Speaking after the release of the first-half results, the chief executive, Edmund Bateman, said a review by the Productivity Commission last month revealed significant reductions in incentive payments to doctors and health practitioners.
The healthcare provider announced strong results, despite acknowledging the economic uncertainty had made some patients change their mind about seeing a doctor.
Primary's net profit was $69.5 million, and revenue rose 5 per cent to $720.7 million. It declared an interim dividend of 6.5¢ a share, up 30 per cent from the same period last year.
The company charges doctors a service fee based on a percentage of what they bring into the practice. All the centres use bulk billing.

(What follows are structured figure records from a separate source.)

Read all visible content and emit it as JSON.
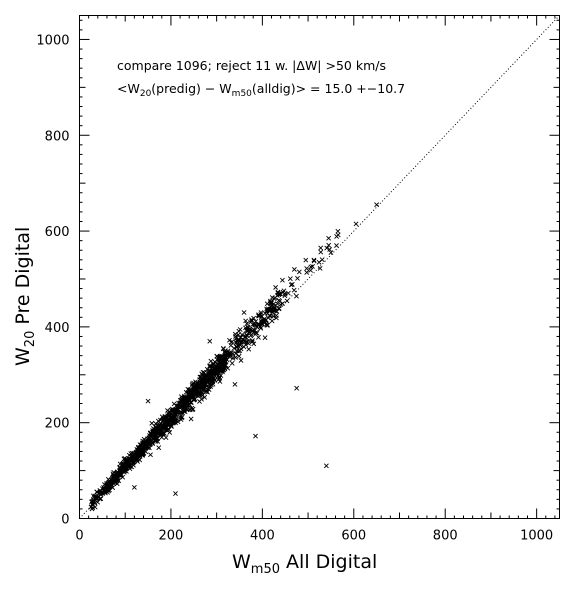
{
  "chart_data": {
    "type": "scatter",
    "title": "",
    "xlabel": {
      "main": "W",
      "sub": "m50",
      "rest": " All Digital"
    },
    "ylabel": {
      "main": "W",
      "sub": "20",
      "rest": " Pre Digital"
    },
    "xlim": [
      0,
      1050
    ],
    "ylim": [
      0,
      1050
    ],
    "xticks": [
      "0",
      "200",
      "400",
      "600",
      "800",
      "1000"
    ],
    "yticks": [
      "0",
      "200",
      "400",
      "600",
      "800",
      "1000"
    ],
    "grid": false,
    "marker": "x",
    "marker_color": "#000000",
    "reference_line": {
      "style": "dotted",
      "slope": 1,
      "intercept": 0
    },
    "annotations": {
      "line1": "compare 1096; reject 11 w. |ΔW| >50 km/s",
      "line2_parts": [
        {
          "t": "<W",
          "sub": false
        },
        {
          "t": "20",
          "sub": true
        },
        {
          "t": "(predig) − W",
          "sub": false
        },
        {
          "t": "m50",
          "sub": true
        },
        {
          "t": "(alldig)> = 15.0 +−10.7",
          "sub": false
        }
      ]
    },
    "outliers": [
      {
        "x": 540,
        "y": 110
      },
      {
        "x": 385,
        "y": 172
      },
      {
        "x": 475,
        "y": 272
      },
      {
        "x": 210,
        "y": 52
      },
      {
        "x": 120,
        "y": 65
      },
      {
        "x": 340,
        "y": 280
      },
      {
        "x": 550,
        "y": 555
      },
      {
        "x": 605,
        "y": 615
      },
      {
        "x": 650,
        "y": 655
      },
      {
        "x": 545,
        "y": 585
      },
      {
        "x": 470,
        "y": 520
      },
      {
        "x": 360,
        "y": 430
      },
      {
        "x": 285,
        "y": 370
      },
      {
        "x": 150,
        "y": 245
      }
    ],
    "cluster": {
      "description": "dense band of ~1080 points along y = x + 15",
      "x_range": [
        25,
        570
      ],
      "approx_count": 1080,
      "mean_offset": 15.0,
      "scatter_sd": 10.7
    }
  }
}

"If there's 15 per cent reduction in funding to doctors, our share of income is equally reduced," Dr Bateman said. "So we've got to combat that over time by being more efficient."
The company did not issue an earnings upgrade. Dr Bateman said it wanted to review the effects of the Queensland floods and other factors on the economy.
"We're just a very conservative company," Dr Bateman said.
Primary expects full-year pre-tax earnings to be between $370 million and $380 million.
The shares closed flat on Wednesday at $4.49.